From Vilnius to Kinshasa, Macron tries to puff up French imperialism
Lithuania, a new member of NATO on the Baltic Sea, doesn’t have the air force its regime claims it needs. So the French government has sent a squadron of its armed forces’ most advanced fighter planes to allegedly respond to Russian probes of NATO’s air defenses, without any public limits on the length of their deployment.
But, judging by its actions, French imperialism’s major concern is what is happening in Africa, where a large number of countries still use French as their official language. The largest such country is the Democratic Republic of the Congo (Congo-Kinshasa) with over 95 million people and nearly 1 million square miles of resource-rich territory.
French businesses and banks have very profitable economic interests in Africa. TotalEnergies SE, the French oil company, depends on Angolan oil and their billions more French investments, both in Francophone and Anglophone countries.
Within the former French colonies, there are deep, massive resentments over the pernicious, vile and catastrophic injuries inflicted by colonialism and its successor neocolonialism.
The French military began the air strikes against Libya in 2011 and helped overthrow the government there, destabilizing much of North Africa and the Sahel, then used the instability as a pretext to intervene in Mali, Côte d’Ivoire, Niger, Chad and other countries.
The French regime’s reeking hypocrisy has been exposed, as it accepted 106,000 Ukrainian refugees in a few months, while tens of thousands of refugees from Africa and the Middle East die year after year while trying to cross the Mediterranean Sea. It has become illegal to help these refugees, and those who survive are hunted down like criminals.
The French state has hardened its reaction against those who oppose France’s support for the U.S. and NATO in the proxy war against Russia in Ukraine.
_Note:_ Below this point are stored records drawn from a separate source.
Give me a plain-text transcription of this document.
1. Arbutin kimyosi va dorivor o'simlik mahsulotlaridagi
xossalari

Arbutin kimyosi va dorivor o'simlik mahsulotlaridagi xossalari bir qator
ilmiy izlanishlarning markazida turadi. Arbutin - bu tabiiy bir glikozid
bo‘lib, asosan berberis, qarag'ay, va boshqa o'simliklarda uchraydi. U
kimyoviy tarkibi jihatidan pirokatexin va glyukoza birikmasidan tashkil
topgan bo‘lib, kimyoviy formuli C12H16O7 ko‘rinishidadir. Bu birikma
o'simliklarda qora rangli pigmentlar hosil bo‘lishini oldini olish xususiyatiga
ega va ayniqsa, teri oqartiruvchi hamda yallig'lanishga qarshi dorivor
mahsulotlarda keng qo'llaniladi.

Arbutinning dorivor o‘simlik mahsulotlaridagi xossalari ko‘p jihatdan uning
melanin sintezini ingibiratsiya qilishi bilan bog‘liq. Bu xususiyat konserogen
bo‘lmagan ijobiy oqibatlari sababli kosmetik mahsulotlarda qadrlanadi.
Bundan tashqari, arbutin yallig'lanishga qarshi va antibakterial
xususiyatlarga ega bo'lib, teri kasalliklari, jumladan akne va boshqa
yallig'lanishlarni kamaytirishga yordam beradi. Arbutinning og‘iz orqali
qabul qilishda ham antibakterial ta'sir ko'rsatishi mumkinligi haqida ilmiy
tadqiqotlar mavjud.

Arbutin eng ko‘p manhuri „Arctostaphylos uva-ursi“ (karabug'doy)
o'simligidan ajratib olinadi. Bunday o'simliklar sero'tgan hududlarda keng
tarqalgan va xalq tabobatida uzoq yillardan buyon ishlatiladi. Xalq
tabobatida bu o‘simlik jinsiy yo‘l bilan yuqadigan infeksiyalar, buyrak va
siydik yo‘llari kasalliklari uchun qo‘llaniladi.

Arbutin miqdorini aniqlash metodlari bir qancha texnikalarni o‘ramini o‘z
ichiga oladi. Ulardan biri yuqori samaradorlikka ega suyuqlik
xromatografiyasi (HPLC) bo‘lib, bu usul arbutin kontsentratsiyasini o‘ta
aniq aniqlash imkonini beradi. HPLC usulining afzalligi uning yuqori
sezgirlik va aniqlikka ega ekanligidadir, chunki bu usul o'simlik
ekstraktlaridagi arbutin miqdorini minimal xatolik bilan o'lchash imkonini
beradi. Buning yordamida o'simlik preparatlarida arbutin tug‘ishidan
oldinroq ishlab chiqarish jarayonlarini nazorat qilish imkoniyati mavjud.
Of the 45 nations who abstained or were absent from the latest United Nations General Assembly vote against Russia, 23 were African countries. Most of these African countries — except for Algeria, South Africa and Namibia — are among the countries the U.N. lists as the poorest in the world.
French President Emmanuel Macron began a trip to Gabon, Angola, the Republic of Congo (Congo-Brazzaville) and the Democratic Republic of Congo (Congo-Kinshasa) on March 1, to try to undercut this support for Russia.
While Macron posed in Africa, France’s trade unions called for a general strike March 7 and 8 in the ongoing fight to protect the workers’ pensions. The class struggle is alive at home.